Politicians would ask for leap months to extend their terms, or ‘forget’ them to get their opponents out of office. Things were worse when Rome was at war. Under such circumstances, the leap month might be forgotten for several years. By the time Julius came to power, things had gotten quite confusing. So, he reformed the calendar!
As we all know, Julius had a thing with *cough* Cleopatra. He spent some time in Egypt, which was a highly sophisticated region. They were perhaps the only culture that used a solar calendar with 365 days then. So, in 46 BC, Julius gave us the Julian calendar, a solar calendar which rendered the lunar calendar that had been used hitherto obsolete. January and February had been moved to the beginning of the year.
Remember how the lunar calendar (355 days) was still about 10 days short of the solar year? Julius resolved this by adding ten days to ten different months (without touching February).
Lastly, to account for the nearly extra average quarter-day difference (since the tropical year was 365.242 days), a leap day would be added to February every four years. This would bring the average Julian year to be 365.25 days long!
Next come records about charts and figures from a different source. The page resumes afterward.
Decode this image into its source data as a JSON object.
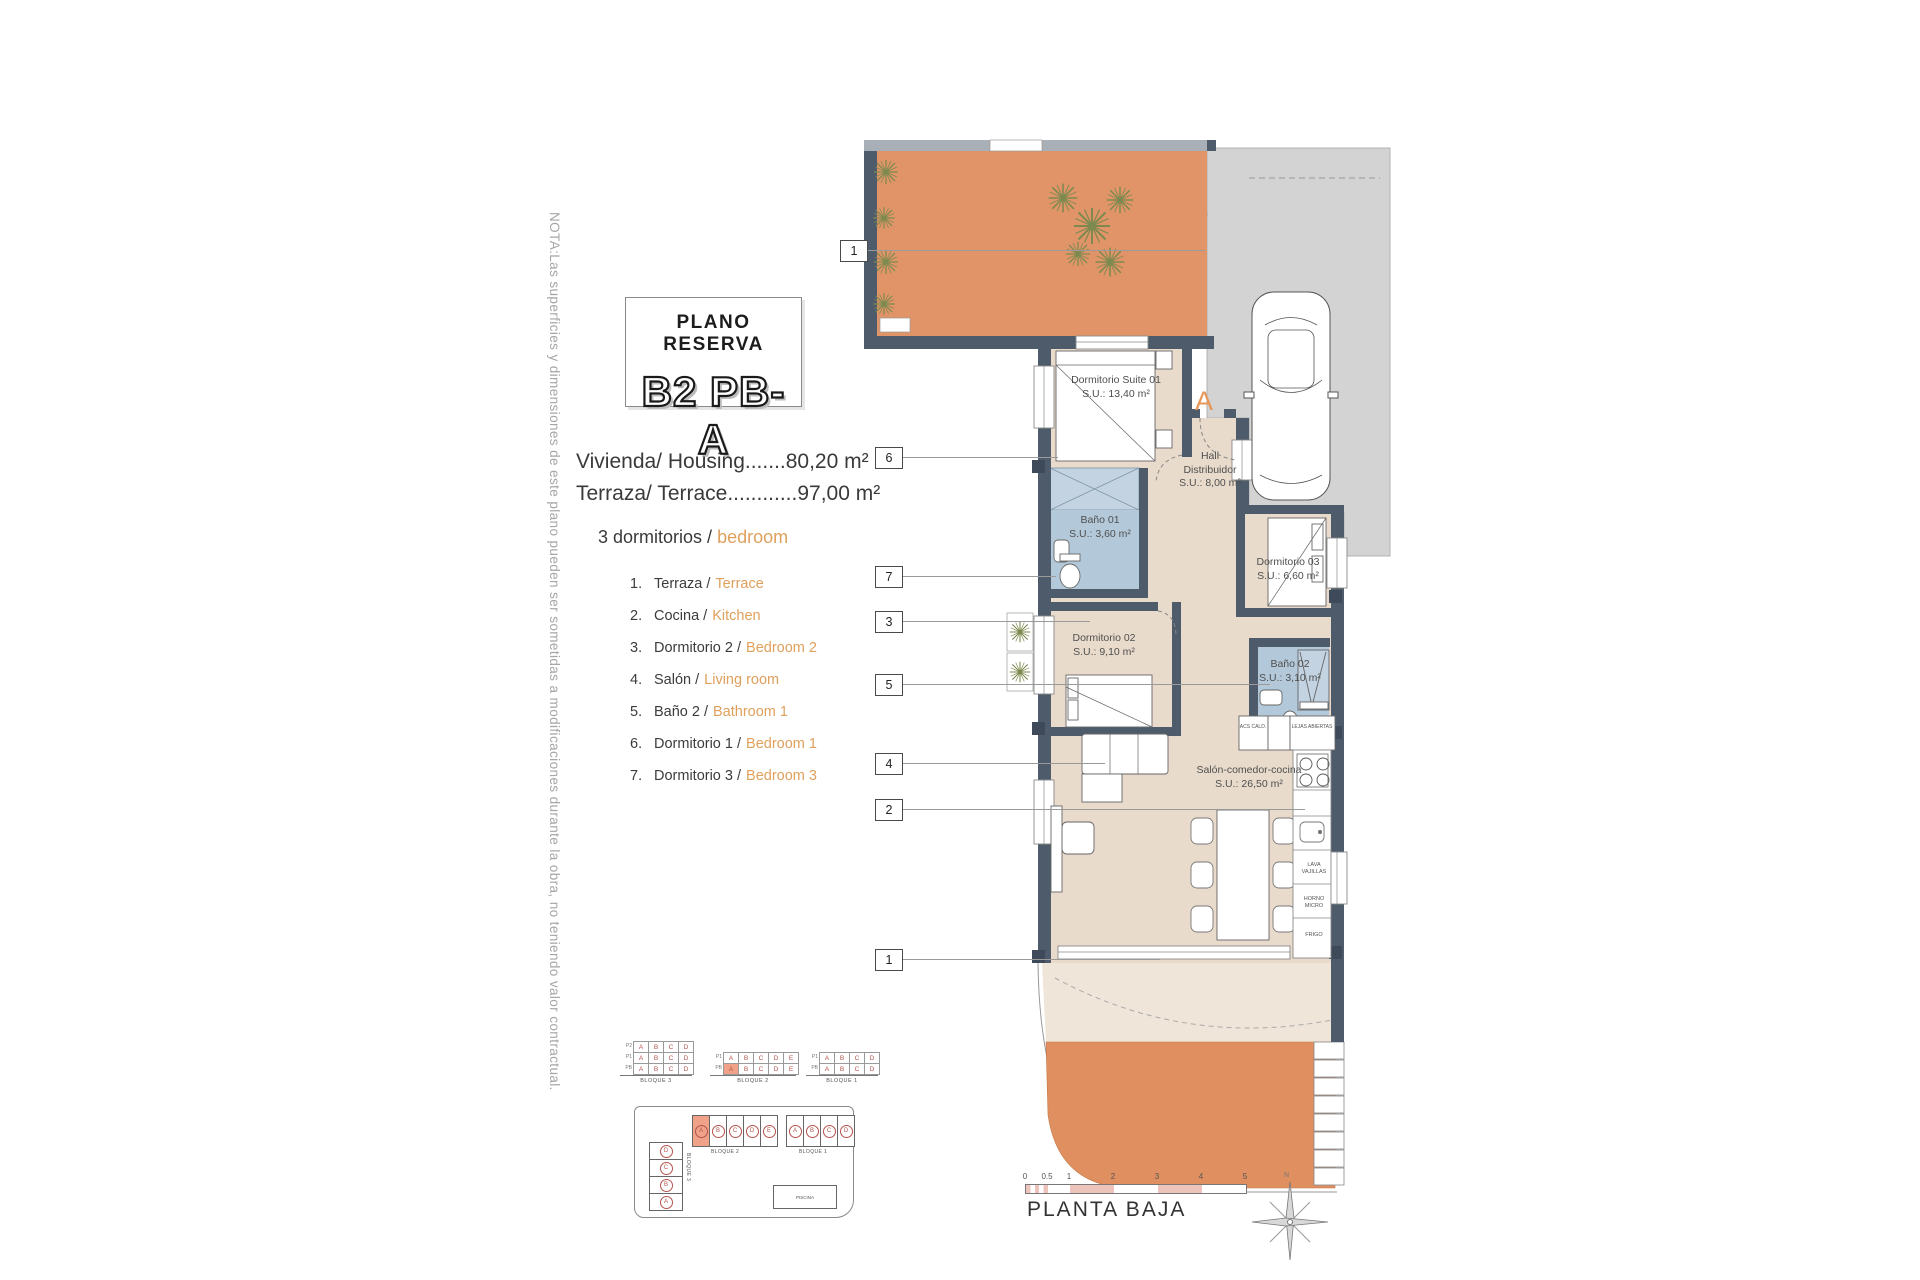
{
  "note": "NOTA:Las superficies y dimensiones de este plano pueden ser sometidas a modificaciones durante la obra, no teniendo valor contractual.",
  "header": {
    "title": "PLANO RESERVA",
    "code": "B2 PB-A"
  },
  "areas": {
    "housing": "Vivienda/ Housing.......80,20 m²",
    "terrace": "Terraza/ Terrace............97,00 m²"
  },
  "bedrooms": {
    "es": "3 dormitorios /",
    "en": "bedroom"
  },
  "legend": {
    "items": [
      {
        "num": "1.",
        "es": "Terraza /",
        "en": "Terrace"
      },
      {
        "num": "2.",
        "es": "Cocina /",
        "en": "Kitchen"
      },
      {
        "num": "3.",
        "es": "Dormitorio 2 /",
        "en": "Bedroom 2"
      },
      {
        "num": "4.",
        "es": "Salón /",
        "en": "Living room"
      },
      {
        "num": "5.",
        "es": "Baño 2 /",
        "en": "Bathroom 1"
      },
      {
        "num": "6.",
        "es": "Dormitorio 1 /",
        "en": "Bedroom 1"
      },
      {
        "num": "7.",
        "es": "Dormitorio 3 /",
        "en": "Bedroom 3"
      }
    ]
  },
  "plan": {
    "entry_label": "A",
    "markers": [
      "1",
      "6",
      "7",
      "3",
      "5",
      "4",
      "2",
      "1"
    ],
    "rooms": {
      "suite": {
        "name": "Dormitorio Suite 01",
        "area": "S.U.: 13,40 m²"
      },
      "hall": {
        "name": "Hall Distribuidor",
        "area": "S.U.: 8,00 m²"
      },
      "bano1": {
        "name": "Baño 01",
        "area": "S.U.: 3,60 m²"
      },
      "dorm3": {
        "name": "Dormitorio 03",
        "area": "S.U.: 6,60 m²"
      },
      "dorm2": {
        "name": "Dormitorio 02",
        "area": "S.U.: 9,10 m²"
      },
      "bano2": {
        "name": "Baño 02",
        "area": "S.U.: 3,10 m²"
      },
      "salon": {
        "name": "Salón-comedor-cocina",
        "area": "S.U.: 26,50 m²"
      }
    },
    "kitchen": {
      "appliances": [
        "LAVA VAJILLAS",
        "HORNO MICRO",
        "FRIGO"
      ],
      "cabinets": [
        "ACS CALD.",
        "LEJAS ABIERTAS"
      ]
    }
  },
  "blocks": {
    "b3": {
      "label": "BLOQUE 3",
      "rows": [
        {
          "label": "P2",
          "cells": [
            {
              "t": "A"
            },
            {
              "t": "B"
            },
            {
              "t": "C"
            },
            {
              "t": "D"
            }
          ]
        },
        {
          "label": "P1",
          "cells": [
            {
              "t": "A"
            },
            {
              "t": "B"
            },
            {
              "t": "C"
            },
            {
              "t": "D"
            }
          ]
        },
        {
          "label": "PB",
          "cells": [
            {
              "t": "A"
            },
            {
              "t": "B"
            },
            {
              "t": "C"
            },
            {
              "t": "D"
            }
          ]
        }
      ]
    },
    "b2": {
      "label": "BLOQUE 2",
      "rows": [
        {
          "label": "P1",
          "cells": [
            {
              "t": "A"
            },
            {
              "t": "B"
            },
            {
              "t": "C"
            },
            {
              "t": "D"
            },
            {
              "t": "E"
            }
          ]
        },
        {
          "label": "PB",
          "cells": [
            {
              "t": "A",
              "hl": true
            },
            {
              "t": "B"
            },
            {
              "t": "C"
            },
            {
              "t": "D"
            },
            {
              "t": "E"
            }
          ]
        }
      ]
    },
    "b1": {
      "label": "BLOQUE 1",
      "rows": [
        {
          "label": "P1",
          "cells": [
            {
              "t": "A"
            },
            {
              "t": "B"
            },
            {
              "t": "C"
            },
            {
              "t": "D"
            }
          ]
        },
        {
          "label": "PB",
          "cells": [
            {
              "t": "A"
            },
            {
              "t": "B"
            },
            {
              "t": "C"
            },
            {
              "t": "D"
            }
          ]
        }
      ]
    }
  },
  "keyplan": {
    "b2": {
      "label": "BLOQUE 2",
      "units": [
        {
          "t": "A",
          "hl": true
        },
        {
          "t": "B"
        },
        {
          "t": "C"
        },
        {
          "t": "D"
        },
        {
          "t": "E"
        }
      ]
    },
    "b1": {
      "label": "BLOQUE 1",
      "units": [
        {
          "t": "A"
        },
        {
          "t": "B"
        },
        {
          "t": "C"
        },
        {
          "t": "D"
        }
      ]
    },
    "b3": {
      "label": "BLOQUE 3",
      "units": [
        {
          "t": "D"
        },
        {
          "t": "C"
        },
        {
          "t": "B"
        },
        {
          "t": "A"
        }
      ]
    },
    "pool": "PISCINA"
  },
  "footer": {
    "title": "PLANTA BAJA",
    "compass": "N",
    "scale_labels": [
      "0",
      "0.5",
      "1",
      "2",
      "3",
      "4",
      "5"
    ]
  },
  "colors": {
    "accent": "#dfa05c",
    "terrace": "#e09468",
    "bathroom": "#b3c9da",
    "wall": "#4e5b6b",
    "highlight": "#efa287",
    "paving": "#d3d3d3"
  }
}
Of course, we are not using the Julian Calendar at the moment. There was one more calendar reform that took place. That reform took place to bring the average year from 365.25 days to 365.2425 days (much closer to the actual year). That reform was the Gregorian reform. To learn more about that reform, check out an earlier blog post I made.
I hope you have greatly enjoyed reading this post!
3 February 2019
P.S. Quintilis and Sextilis were renamed July and August after Julius Caesar and Augustus Caesar (Julius’ successor) respectively.